Objectives:
The course aims to introduce participants to modern data analytics techniques applied to petrophysical data. It focuses on understanding, integrating, and analyzing large datasets to improve formation evaluation, reduce uncertainty, and make better reservoir decisions using statistical and machine learning tools.
Audience:
This course is designed for petrophysicists, geoscientists, reservoir engineers, and data scientists working with well log data. It is also suitable for professionals seeking to bridge petrophysical interpretation with modern data analytics approaches.
Methodology:
The course uses a combination of lectures, hands-on exercises, and case studies. Participants will explore Python-based tools, workflows for log interpretation, and machine learning applications, gaining practical experience in data processing and predictive modeling.
Scope:
Covers data analytics fundamentals, feature engineering, supervised and unsupervised learning, clustering, regression, and classification. The focus is on practical applications in formation evaluation and integration of core, log, and production data to support reservoir characterization.
Course Program:
- Introduction to course objectives and expectations.

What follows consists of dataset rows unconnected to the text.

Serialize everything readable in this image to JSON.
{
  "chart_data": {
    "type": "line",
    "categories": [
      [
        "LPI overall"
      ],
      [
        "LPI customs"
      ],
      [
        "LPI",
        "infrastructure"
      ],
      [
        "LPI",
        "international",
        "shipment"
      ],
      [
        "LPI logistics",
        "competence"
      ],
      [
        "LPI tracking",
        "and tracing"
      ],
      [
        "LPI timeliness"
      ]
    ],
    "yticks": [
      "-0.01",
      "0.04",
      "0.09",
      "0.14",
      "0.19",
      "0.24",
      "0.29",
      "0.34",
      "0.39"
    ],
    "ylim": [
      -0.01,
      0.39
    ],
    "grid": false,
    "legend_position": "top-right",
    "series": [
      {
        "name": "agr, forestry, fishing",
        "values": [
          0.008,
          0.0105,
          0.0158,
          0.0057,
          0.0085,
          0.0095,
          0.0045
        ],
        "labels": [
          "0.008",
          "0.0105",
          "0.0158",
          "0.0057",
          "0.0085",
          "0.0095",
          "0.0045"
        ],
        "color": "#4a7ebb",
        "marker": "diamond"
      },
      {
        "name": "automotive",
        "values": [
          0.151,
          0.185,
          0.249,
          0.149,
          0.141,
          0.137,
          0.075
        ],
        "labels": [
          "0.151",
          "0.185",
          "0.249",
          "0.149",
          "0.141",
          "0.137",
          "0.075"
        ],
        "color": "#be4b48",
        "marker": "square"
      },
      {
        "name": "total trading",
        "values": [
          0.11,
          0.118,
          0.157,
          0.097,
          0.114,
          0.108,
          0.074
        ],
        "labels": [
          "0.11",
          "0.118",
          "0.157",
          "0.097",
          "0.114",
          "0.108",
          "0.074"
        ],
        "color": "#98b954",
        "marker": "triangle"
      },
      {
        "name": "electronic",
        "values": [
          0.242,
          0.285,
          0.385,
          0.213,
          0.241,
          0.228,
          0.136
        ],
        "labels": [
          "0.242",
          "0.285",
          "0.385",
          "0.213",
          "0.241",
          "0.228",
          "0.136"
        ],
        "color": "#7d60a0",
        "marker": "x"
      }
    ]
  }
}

- Overview of potential data sources for petrophysics.
- Introduction to sample datasets and real-life log analysis examples in petrophysics.
- General and Log Analysis specific Python libraries including NumPy, Pandas, Matplotlib, Seaborn, LASIO and WELLY
- Basic to Advanced Pandas operations: handling missing data, merging datasets, grouping, and aggregating data.
- Event detection in petrophysical data: understanding events and implementing rule-based event detection using Python.
- Statistical analysis in Python: t-tests and hypothesis testing.
- Introduction to predictive modeling in petrophysics and log analysis.
- Implementing regression models for predicting petrophysical properties and statistical regression analysis for petrophysical data.